At a time of intensifying global competition, the United States cannot afford to have its chief trade negotiator prioritizing progressive politics over the prosperity of American businesses and workers. The U.S. tech sector is an indispensable driver of economic growth and competitiveness, and hamstringing its ability to thrive internationally to score political points is strategically short-sighted and economically self-defeating.

“The United States needs to be a leader in setting the rules of the road for digital trade so our creators and innovators get a fair shake in foreign markets … we must also push for digital trade rules that will protect the free and open internet, help small businesses, and push back on China’s model of digital surveillance and censorship”—U.S. Senate Finance Committee Chairman Ron Wyden (D-OR) during a committee hearing featuring USTR Katherine Tai. 

Ambassador Tai’s actions reflect a broader problem with the Biden administration’s approach to America’s tech industry. From its radical and misguided actions in U.S. antitrust law, including several frivolous cases against our leading national companies, to endorsing burdensome regulatory proposals in areas like content moderation and privacy, this administration has repeatedly subordinated American economic and consumer interests to ideological crusades. This weakens America’s position in the global digital economy and emboldens foreign governments to use burdensome regulation to exploit U.S. companies as piggy banks. USTR Tai’s passive approach to defending U.S. economic interests allows foreign governments to profit at the expense of American innovation.

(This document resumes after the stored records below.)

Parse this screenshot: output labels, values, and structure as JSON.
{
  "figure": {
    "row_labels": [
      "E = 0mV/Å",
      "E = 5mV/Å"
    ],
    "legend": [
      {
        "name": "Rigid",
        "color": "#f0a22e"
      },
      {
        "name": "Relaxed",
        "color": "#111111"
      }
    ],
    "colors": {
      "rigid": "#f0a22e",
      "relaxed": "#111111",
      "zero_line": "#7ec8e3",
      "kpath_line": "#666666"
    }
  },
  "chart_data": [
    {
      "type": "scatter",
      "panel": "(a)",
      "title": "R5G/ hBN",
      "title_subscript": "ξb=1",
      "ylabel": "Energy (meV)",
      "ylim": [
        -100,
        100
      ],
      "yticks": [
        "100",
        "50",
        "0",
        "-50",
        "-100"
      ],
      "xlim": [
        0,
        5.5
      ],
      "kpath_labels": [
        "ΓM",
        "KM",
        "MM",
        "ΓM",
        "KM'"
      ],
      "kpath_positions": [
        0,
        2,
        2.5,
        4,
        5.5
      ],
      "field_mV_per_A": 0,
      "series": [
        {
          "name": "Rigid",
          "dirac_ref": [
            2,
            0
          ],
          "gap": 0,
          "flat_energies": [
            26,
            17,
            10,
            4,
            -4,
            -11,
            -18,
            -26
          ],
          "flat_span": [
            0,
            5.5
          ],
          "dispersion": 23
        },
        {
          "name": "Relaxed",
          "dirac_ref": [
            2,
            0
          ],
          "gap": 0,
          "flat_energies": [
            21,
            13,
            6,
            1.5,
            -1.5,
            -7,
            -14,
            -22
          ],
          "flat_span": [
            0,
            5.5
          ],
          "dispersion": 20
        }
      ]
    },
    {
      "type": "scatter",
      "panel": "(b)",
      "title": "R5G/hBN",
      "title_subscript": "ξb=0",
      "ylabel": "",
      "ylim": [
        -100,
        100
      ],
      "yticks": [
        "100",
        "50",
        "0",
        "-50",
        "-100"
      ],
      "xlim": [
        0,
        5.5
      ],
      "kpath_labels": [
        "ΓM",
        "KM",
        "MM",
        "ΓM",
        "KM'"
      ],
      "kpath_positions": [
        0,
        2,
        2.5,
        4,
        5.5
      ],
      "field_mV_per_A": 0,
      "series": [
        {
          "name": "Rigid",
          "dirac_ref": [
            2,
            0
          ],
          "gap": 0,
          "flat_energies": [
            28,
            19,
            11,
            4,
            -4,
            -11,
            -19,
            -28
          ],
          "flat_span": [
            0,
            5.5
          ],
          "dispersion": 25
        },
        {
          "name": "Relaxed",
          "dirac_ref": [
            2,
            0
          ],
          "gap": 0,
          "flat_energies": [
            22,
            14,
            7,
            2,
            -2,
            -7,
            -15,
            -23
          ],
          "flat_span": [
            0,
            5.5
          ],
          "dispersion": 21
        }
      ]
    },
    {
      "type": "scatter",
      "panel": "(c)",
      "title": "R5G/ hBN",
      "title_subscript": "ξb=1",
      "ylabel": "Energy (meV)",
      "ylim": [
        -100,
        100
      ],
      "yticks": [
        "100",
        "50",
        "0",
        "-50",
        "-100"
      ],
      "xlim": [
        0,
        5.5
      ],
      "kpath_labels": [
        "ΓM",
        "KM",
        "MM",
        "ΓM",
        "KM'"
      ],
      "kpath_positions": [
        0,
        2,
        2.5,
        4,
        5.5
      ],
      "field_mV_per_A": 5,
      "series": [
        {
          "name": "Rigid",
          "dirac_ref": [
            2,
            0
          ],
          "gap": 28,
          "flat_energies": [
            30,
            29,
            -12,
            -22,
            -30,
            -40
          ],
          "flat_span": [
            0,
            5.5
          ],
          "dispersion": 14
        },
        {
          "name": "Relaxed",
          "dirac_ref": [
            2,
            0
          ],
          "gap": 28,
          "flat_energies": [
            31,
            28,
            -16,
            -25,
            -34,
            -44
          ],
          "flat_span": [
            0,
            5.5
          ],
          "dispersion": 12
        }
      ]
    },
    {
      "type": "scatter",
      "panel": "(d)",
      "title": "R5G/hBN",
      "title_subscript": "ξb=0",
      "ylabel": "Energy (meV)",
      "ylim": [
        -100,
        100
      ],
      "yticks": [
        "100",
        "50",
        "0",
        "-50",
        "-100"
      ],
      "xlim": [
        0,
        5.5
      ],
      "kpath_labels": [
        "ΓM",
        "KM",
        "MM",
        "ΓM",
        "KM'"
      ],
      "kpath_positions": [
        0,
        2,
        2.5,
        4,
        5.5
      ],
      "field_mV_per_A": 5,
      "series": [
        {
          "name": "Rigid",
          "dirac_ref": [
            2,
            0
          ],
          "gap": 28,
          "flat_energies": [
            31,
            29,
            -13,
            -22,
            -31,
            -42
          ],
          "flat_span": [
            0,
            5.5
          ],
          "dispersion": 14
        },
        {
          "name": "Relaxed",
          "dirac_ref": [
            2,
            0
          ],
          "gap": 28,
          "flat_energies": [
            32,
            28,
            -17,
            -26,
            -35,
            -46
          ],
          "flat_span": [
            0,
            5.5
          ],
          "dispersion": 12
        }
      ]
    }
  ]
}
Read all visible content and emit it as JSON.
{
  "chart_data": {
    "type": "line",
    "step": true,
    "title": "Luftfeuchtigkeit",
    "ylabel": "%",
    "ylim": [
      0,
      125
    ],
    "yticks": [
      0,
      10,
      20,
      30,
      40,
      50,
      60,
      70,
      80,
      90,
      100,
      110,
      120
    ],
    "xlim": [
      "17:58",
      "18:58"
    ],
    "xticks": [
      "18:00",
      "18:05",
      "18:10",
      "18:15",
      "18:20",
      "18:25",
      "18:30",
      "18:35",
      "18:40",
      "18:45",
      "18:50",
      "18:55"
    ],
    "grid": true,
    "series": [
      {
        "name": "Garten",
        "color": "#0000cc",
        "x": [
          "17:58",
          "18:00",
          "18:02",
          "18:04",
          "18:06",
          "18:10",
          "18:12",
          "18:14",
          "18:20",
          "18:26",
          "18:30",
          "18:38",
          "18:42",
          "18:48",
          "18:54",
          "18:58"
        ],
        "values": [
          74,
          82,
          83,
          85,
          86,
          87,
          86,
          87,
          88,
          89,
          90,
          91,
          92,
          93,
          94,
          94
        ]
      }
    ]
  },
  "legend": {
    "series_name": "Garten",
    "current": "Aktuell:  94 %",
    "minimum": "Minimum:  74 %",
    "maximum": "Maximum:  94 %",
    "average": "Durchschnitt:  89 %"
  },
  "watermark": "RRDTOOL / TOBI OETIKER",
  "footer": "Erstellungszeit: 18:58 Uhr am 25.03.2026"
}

It’s time for the Biden administration to reassert American leadership on digital trade. That starts with a U.S. Trade Representative who unapologetically advocates for U.S. innovators, entrepreneurs and workers, working to pry open international markets, break down barriers, and ensure a level playing field for U.S. firms. Anything less will have lasting consequences for American competitiveness in the 21st century.

The stakes are too high for half-measures and politicized capitulation. It’s time to put American interests first.